Dans le personnage de Mrs Cartwill, le lecteur peut percevoir comme de faibles échos de la vocation de Mère Teresa (sans la dimension religieuse), tout comme il avait pu entrevoir le temps d’une ou deux cases le Mahatma Gandhi dans un tome précédent. De ce point de vie, le scénariste semble se tenir à distance respectueuse de l’Histoire de l’Inde, comme s’il s’agissait d’un continent trop immense, trop intimidant. En contrepartie, la narration visuelle génère cette sensation immersive dans ce pays : les ruines du palais d’Eschnapur, la végétation, la chaleur écrasante et l’ombre bienvenue des arbres, les rues bondées et les petites échoppes omniprésentes, le linge à sécher aux cordes, les toits en tôle avec des pierres comme lest, les installations de fortune et les façades abimées, la quasi absence de voitures et les piétons innombrables, les fleurs, et bien sûr les modes vestimentaires. Le lecteur se retrouve bien en Inde avec les personnages, et les actions de ces derniers découlent pour partie de leurs intentions, et de leurs interactions avec leur environnement, c’est-à-dire qu’elles seraient sensiblement différentes si elles survenaient dans un autre endroit, une autre région du monde.



Kim Nelson et le lecteur retrouvent Ebu Sarkti, homme désargenté ayant misé sur le fait de retrouver le trésor du sultan Murati, tel que le racontait le premier tome de la série. Le retour de ce personnage, tout à fait organique dans le déroulement de l’intrigue, ramène ce fil narratif et le conduit jusqu’à sa conclusion : les auteurs montrent explicitement ce qu’il en est de ce fameux trésor. Cet homme impressionne toujours autant par sa prestance et son élégance, sa belle taille et son port assuré, en écho au thème de l’amour, en écho à The Hope Man. Il constitue également un point de repère dans l’évolution de Kim Nelson : le lecteur peut mesurer le chemin parcouru par l’héroïne, le niveau d’assurance qu’elle a atteint. Cela se voit lors de deux temps d’une séquence. La rani Saru Rakti a organisé une soirée de souvenirs : la projection d’un court film montrant Jade en train de danser lors d’une réception dans le palais d’Eschnapur. Kim Nelson accepte de revêtir la robe qui a été choisie pour elle d’après les mensurations fournies par Sarki. Elle se résout également à s’apprêter conformément à cette toilette : un maquillage restreint, et pas de sous-vêtements. Le lecteur garde deux éléments à l’esprit : Kim Nelson prend seule sa décision, sans menace alentours, et dans son texte introductif le scénariste rappelle que la sensualité de Djinn doit autant à une fantasmatique féminine que masculine, c’est-à-dire qu’il s’agit d’une collaboration consentie avec la dessinatrice.
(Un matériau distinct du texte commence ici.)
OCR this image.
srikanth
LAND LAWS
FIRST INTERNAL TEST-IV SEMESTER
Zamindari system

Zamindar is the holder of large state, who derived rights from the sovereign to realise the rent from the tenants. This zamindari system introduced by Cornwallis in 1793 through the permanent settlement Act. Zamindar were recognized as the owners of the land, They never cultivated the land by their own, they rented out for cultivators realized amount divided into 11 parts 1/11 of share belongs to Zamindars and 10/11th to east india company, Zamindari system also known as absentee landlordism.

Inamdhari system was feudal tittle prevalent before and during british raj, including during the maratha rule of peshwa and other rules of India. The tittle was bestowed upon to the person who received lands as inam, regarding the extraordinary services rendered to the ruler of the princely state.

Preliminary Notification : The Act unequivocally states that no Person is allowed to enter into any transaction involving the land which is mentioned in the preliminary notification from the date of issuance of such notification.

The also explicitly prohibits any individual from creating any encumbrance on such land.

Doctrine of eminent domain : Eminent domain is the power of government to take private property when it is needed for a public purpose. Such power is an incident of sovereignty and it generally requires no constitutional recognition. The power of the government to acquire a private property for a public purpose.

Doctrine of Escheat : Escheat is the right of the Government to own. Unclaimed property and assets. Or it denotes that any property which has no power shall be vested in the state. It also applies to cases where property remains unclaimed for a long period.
Enfin, Mister Prim accède au-devant de la scène : il est présent dans dix-neuf pages. Le lecteur constate qu’une partie significative du récit est narrée de son point de vue, et une partie plus réduite consignée dans ses carnets. Un homme qui écrit sur le personnage principal : une métaphore directe du scénariste qui écrit l’histoire de son personnage principal. Le lecteur porte donc plus d’attention à la manière dont Mister Prim parle de Kim Nelson, puisqu’il peut attribuer ses réflexions à Jean Dufaux directement. Il se montre également particulièrement attentif aux deux séquences sexuelles. Dans la première, Ebu Sarki se montre très insistant pour que Kim accepte de faire l’amour avec lui : elle lui répond en décrivant, ce qui est montré dans les dessins, comment se passerait ce rapport dont le consentement – très relatif – serait le résultat d’une contrainte dans un gant de velours. En cinq cases baignant dans une lumière rouge orangé symbolisant la violence psychologique, les auteurs montrent en quoi l’homme (Ebu Sarki) pourrait obtenir ce qu’il demande (pénétrer la femme) et pour autant voir sa frustration grandir, puis se faire humilier : une mise en scène magistrale de cette forme de viol et l’absence de contentement de l’homme qui s’impose, l‘impossibilité d’assouvir ce qui n’est autre qu’une volonté de possession. La preuve de la déclaration de Kim à Ebu : On n’offre que ce que l’on possède, vous ne m’avez jamais possédée.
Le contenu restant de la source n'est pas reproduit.